Professor Hill’s dissertation, Invisible Women: Feminized Labor in Hollywood, 1930-1948 was awarded the “Best Dissertation Award”  by the International Society for Cinema and Media Studies [SCMS] and subsequently became the basis for her much expanded, award-winning monograph, Never Done: A History of Women’s Work in Media Production, published in 2016 by Rutgers University Press.

In this work, Dr. Hill examines the American media industries, focusing, specifically, on the changing nature of feminized labor, also known as “women’s work” in “below-the-line” film and television production jobs in Hollywood, from the initial organization of the studio system in the late 1890s, through Hollywood’s “Golden Age” (the late 1920’s to the early 1950s), to the decline and reorganization of the studio system in the mid-1970s. Dr. Hill contextualizes her work by saying,

“If ‘above the line’ work includes the highly visible, highly valued, richly remunerated, and historically male-dominated creative and managerial positions including producing, directing, screenwriting and executive level roles, or what most audiences understand as the selfsame of “Hollywood,” then the feminized below-the-line positions —which include crew, craft and support roles— provide the complex organizational and technical infrastructure that makes everything happening “above-the-line” possible.

In a review, Laura Steiner accolades Dr. Hill’s book by saying, 

“Among Hill’s great gifts to the field are the variety and depth of the primary source materials she cites and the masterful manner in which she draws from them to facilitate her argument. While Hill briefly turns to studio-era representations of female clerical workers and fictionalized accounts of the lives of studio secretaries, the bulk of her research material and her extensive analysis of its contents are really what set Never Done apart” (Journal of Cinema and Media Studies – 2019). 

Women working in the MGM editing room, circa 1920s. Courtesy of the Academy of Motion Picture Arts and Sciences

In another review, Maxfield Fulton says, 

“In addition to its commendable social agenda, Never Done’s meticulous research, direct, elegant prose, and novel approach to an under-researched topic secure its status as an essential contribution to film history. It is recommended not only as an excellent resource for anyone interested in women’s labor history or the Hollywood mode of production, but also as a superb pedagogical text: its multidisciplinary syn-thesis and expert use of primary sources to intervene in a range of scholarly debates make it an exemplary film studies monograph, and its refreshing accessibility and tidy chapter conclusions make it ideal for undergraduate courses on the Hollywood film industry” (Film Comment – 2017).

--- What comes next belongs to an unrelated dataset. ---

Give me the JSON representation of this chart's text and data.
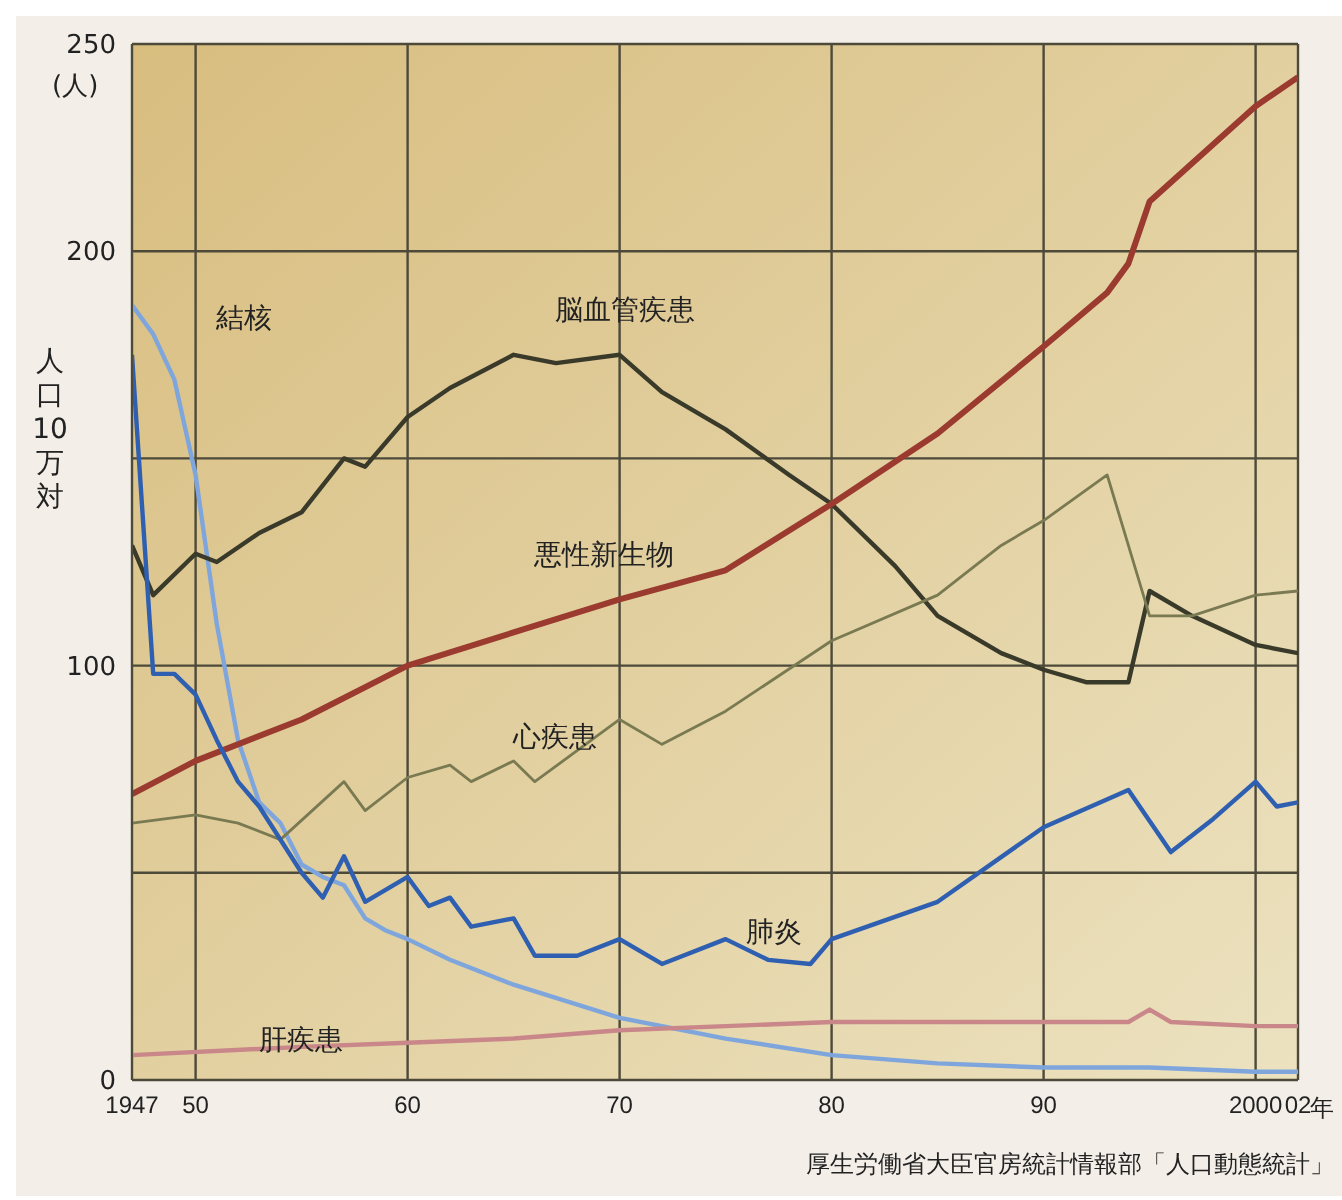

​Professor Hill’s other published work has appeared in Making Media WorkThe International Encyclopedia of Media Studies, Production Studies: Cultural Studies of Media Industries and Reading Deadwood. You can learn more about her previous publications on her profile.

Dr. Hill is teaching a Junior Seminar (COMM 190) this quarter as well as TV, Culture & The Public (COMM 106T). In the Spring she will be teaching a class on Film Industry (COMM 106F). 

Welcome to the Department of Communication, Dr. Erin Hill!